BelkaCar was originally planned as an electric car sharing service, but its founders had to adjust their business model due to the lack of infrastructure for electric cars in Moscow, said Loriana Sardar, BelkaCar’s co-founder.
Sardar said she was converted to the idea of car sharing at the end of 2013, when she was living in Milan and planning to buy a car.
“When car sharing appeared in Milan, my mentality changed overnight,” she said. “I realised I didn’t need a car: it’s hard to find a parking space, car parks are expensive, I wouldn’t drive it every day anyway – and I’ve never bought a car since.”
Sardar and Makarova launched BelkaCar together with a third female partner in October 2016 with 100 cars, and by the end of the year had increased their fleet of vehicles to 250. BelkaCar now has about 700 cars, and plans to more than double that figure by the end of this year. The company also offers a corporate car service, in which a bill is sent to the driver’s company at the end of each month.

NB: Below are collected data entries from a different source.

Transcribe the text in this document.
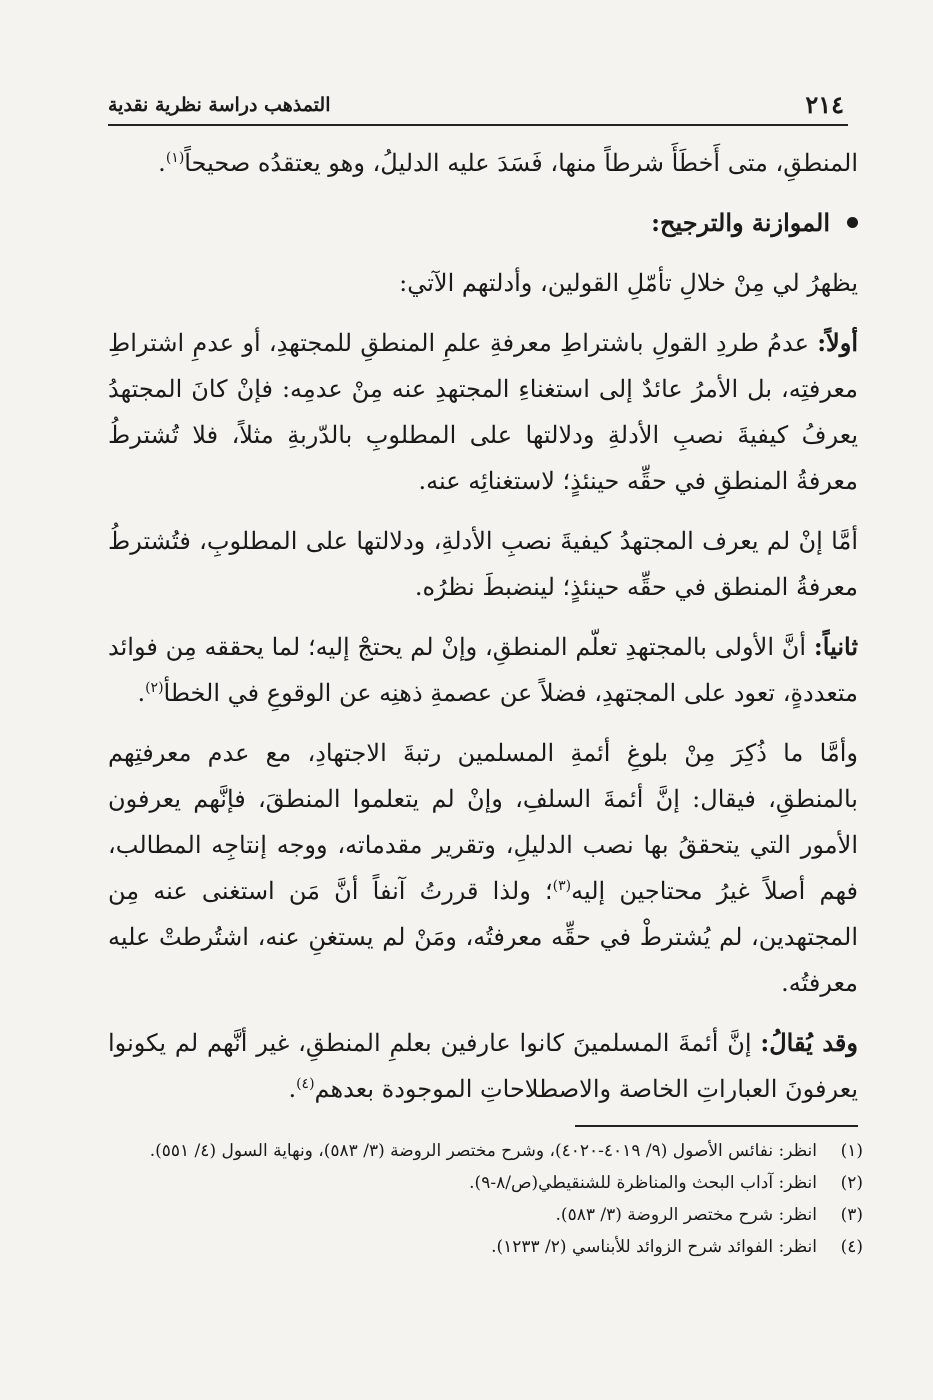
٢١٤
التمذهب دراسة نظرية نقدية

المنطقِ، متى أَخطَأَ شرطاً منها، فَسَدَ عليه الدليلُ، وهو يعتقدُه صحيحاً$^{(١)}$.

الموازنة والترجيح:

يظهرُ لي مِنْ خلالِ تأمّلِ القولين، وأدلتهم الآتي:

أولاً: عدمُ طردِ القولِ باشتراطِ معرفةِ علمِ المنطقِ للمجتهدِ، أو عدمِ اشتراطِ معرفتِه، بل الأمرُ عائدٌ إلى استغناءِ المجتهدِ عنه مِنْ عدمِه: فإنْ كانَ المجتهدُ يعرفُ كيفيةَ نصبِ الأدلةِ ودلالتها على المطلوبِ بالدّربةِ مثلاً، فلا تُشترطُ معرفةُ المنطقِ في حقِّه حينئذٍ؛ لاستغنائِه عنه.

أمَّا إنْ لم يعرف المجتهدُ كيفيةَ نصبِ الأدلةِ، ودلالتها على المطلوبِ، فتُشترطُ معرفةُ المنطق في حقِّه حينئذٍ؛ لينضبطَ نظرُه.

ثانياً: أنَّ الأولى بالمجتهدِ تعلّم المنطقِ، وإنْ لم يحتجْ إليه؛ لما يحققه مِن فوائد متعددةٍ، تعود على المجتهدِ، فضلاً عن عصمةِ ذهنِه عن الوقوعِ في الخطأ$^{(٢)}$.

وأمَّا ما ذُكِرَ مِنْ بلوغِ أئمةِ المسلمين رتبةَ الاجتهادِ، مع عدم معرفتِهم بالمنطقِ، فيقال: إنَّ أئمةَ السلفِ، وإنْ لم يتعلموا المنطقَ، فإنَّهم يعرفون الأمور التي يتحققُ بها نصب الدليلِ، وتقرير مقدماته، ووجه إنتاجِه المطالب، فهم أصلاً غيرُ محتاجين إليه$^{(٣)}$؛ ولذا قررتُ آنفاً أنَّ مَن استغنى عنه مِن المجتهدين، لم يُشترطْ في حقِّه معرفتُه، ومَنْ لم يستغنِ عنه، اشتُرطتْ عليه معرفتُه.

وقد يُقالُ: إنَّ أئمةَ المسلمينَ كانوا عارفين بعلمِ المنطقِ، غير أنَّهم لم يكونوا يعرفونَ العباراتِ الخاصة والاصطلاحاتِ الموجودة بعدهم$^{(٤)}$.

(١)
انظر: نفائس الأصول (٩/ ٤٠١٩-٤٠٢٠)، وشرح مختصر الروضة (٣/ ٥٨٣)، ونهاية السول (٤/ ٥٥١).
(٢)
انظر: آداب البحث والمناظرة للشنقيطي(ص/٨-٩).
(٣)
انظر: شرح مختصر الروضة (٣/ ٥٨٣).
(٤)
انظر: الفوائد شرح الزوائد للأبناسي (٢/ ١٢٣٣).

BelkaCar is not the only vehicle sharing scheme being introduced to Skolkovo. A scooter sharing station has already appeared in the Technopark (the building is so big that those who work in the Technopark use the scooters to travel around inside) and a second station is due to open soon at the Technopark office centre, located a 20-minute walk away. The scooter sharing scheme is operated by Samocat, a startup that is in the process of becoming a Skolkovo resident.
A bike sharing scheme is also set to launch at Skolkovo soon, said Sheifel.
“The number of people living here will eventually rise to 50,000 residents,” he said. “They will come to Skolkovo when this car sharing infrastructure is already in place, and for them, it will be a given: electric cars, car sharing, scooters, and close walking distances. Of the innovation city’s 400 hectares, only 200 will be occupied by buildings, while the rest will be recreation zones, so the picture is very different to older cities,” he added.